By reversing the positions of the inductors and the capacitors, the transmission line becomes the analogue of a negative-index medium. Grbic and Eleftheriades created a circuit equivalent to a perfect lens by placing a rectangular negative-index transmission-line between two positive-index transmission lines. With this metamaterial, they have managed to refocus the near-field components of a 1.057 GHz wave (Phys. Rev. Lett. at press).
To demonstrate this, the Toronto team placed an electromagnetic antenna (the source) on one side of the negative-index region and mapped the electromagnetic fields both within the slab and on the other side (the image plane). They found that the recovered image does indeed have a resolution that is better than that which the diffraction limit implies – in agreement with Pendry’s prediction (figure 2). However, the image is still broader than the source, which means it is not perfect. This is due to material losses in the transmission-line metamaterial, which place a limit on how well the near-fields can be recovered; build a better metamaterial, and the resolution will improve.

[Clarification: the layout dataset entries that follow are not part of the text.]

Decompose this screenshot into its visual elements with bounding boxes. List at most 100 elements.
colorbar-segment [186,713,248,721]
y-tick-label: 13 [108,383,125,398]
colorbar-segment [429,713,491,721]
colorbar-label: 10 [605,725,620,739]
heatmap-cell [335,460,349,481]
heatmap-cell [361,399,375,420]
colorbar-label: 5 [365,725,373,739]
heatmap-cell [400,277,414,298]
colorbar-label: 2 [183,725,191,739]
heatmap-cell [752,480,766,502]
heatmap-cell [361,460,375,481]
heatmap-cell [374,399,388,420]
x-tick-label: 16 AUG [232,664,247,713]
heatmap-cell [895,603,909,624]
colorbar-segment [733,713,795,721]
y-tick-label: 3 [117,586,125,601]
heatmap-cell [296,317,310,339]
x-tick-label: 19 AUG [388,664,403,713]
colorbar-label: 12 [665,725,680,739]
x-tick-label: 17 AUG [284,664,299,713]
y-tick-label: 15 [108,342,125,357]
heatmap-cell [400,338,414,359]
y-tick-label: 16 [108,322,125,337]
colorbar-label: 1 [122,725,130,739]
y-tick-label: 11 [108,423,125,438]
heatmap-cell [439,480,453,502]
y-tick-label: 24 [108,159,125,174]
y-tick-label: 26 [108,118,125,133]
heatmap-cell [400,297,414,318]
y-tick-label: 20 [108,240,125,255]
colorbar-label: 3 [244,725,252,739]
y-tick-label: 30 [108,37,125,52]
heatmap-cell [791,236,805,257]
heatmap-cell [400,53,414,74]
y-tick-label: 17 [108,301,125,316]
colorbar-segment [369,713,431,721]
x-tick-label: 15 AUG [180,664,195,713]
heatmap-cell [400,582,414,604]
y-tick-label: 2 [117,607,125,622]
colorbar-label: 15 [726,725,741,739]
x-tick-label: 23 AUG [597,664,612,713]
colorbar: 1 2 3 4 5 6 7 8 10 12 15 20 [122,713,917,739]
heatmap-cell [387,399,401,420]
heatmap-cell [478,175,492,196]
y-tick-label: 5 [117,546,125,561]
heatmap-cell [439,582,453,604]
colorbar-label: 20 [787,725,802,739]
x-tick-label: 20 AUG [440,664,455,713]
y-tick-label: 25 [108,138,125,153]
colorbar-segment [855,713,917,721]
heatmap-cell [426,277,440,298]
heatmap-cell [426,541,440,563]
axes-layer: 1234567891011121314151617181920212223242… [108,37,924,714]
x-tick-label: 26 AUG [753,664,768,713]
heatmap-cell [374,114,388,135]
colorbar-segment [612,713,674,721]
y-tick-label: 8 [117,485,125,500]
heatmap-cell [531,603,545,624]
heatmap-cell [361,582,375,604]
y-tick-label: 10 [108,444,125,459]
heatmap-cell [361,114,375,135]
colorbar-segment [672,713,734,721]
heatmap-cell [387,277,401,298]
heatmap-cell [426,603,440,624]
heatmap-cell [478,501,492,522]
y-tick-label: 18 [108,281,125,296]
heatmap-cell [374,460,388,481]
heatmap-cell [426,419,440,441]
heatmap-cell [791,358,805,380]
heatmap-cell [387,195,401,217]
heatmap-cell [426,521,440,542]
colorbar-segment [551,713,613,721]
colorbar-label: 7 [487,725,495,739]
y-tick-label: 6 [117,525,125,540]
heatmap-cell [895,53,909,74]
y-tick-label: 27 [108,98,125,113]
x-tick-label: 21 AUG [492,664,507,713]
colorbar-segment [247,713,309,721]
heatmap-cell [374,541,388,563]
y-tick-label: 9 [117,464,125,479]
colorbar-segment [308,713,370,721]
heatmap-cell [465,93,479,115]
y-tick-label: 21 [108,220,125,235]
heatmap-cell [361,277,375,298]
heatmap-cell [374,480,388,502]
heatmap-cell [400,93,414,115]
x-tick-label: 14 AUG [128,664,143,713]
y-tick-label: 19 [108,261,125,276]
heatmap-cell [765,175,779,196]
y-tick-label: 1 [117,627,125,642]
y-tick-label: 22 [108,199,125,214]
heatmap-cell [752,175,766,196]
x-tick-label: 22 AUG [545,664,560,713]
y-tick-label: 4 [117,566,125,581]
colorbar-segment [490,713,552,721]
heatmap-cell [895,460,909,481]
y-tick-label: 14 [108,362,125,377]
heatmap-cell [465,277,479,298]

This latest round of experiments provides strong evidence that negative-index metamaterials have an important future in imaging. Negative-index lenses offer a new degree of flexibility that could lead to more compact lenses with reduced aberration. Furthermore, the remarkable phenomenon of near-field focusing demonstrated by Grbic and Eleftheriades implies that the diffraction limit – which is the most fundamental limitation to image resolution – may, in fact, be circumvented by negative-index materials.
While the results reported so far have demonstrated negative refraction at microwave frequencies, recent experiments and theoretical work suggest that photonic crystals may enable these wonderful effects to be demonstrated at visible wavelengths.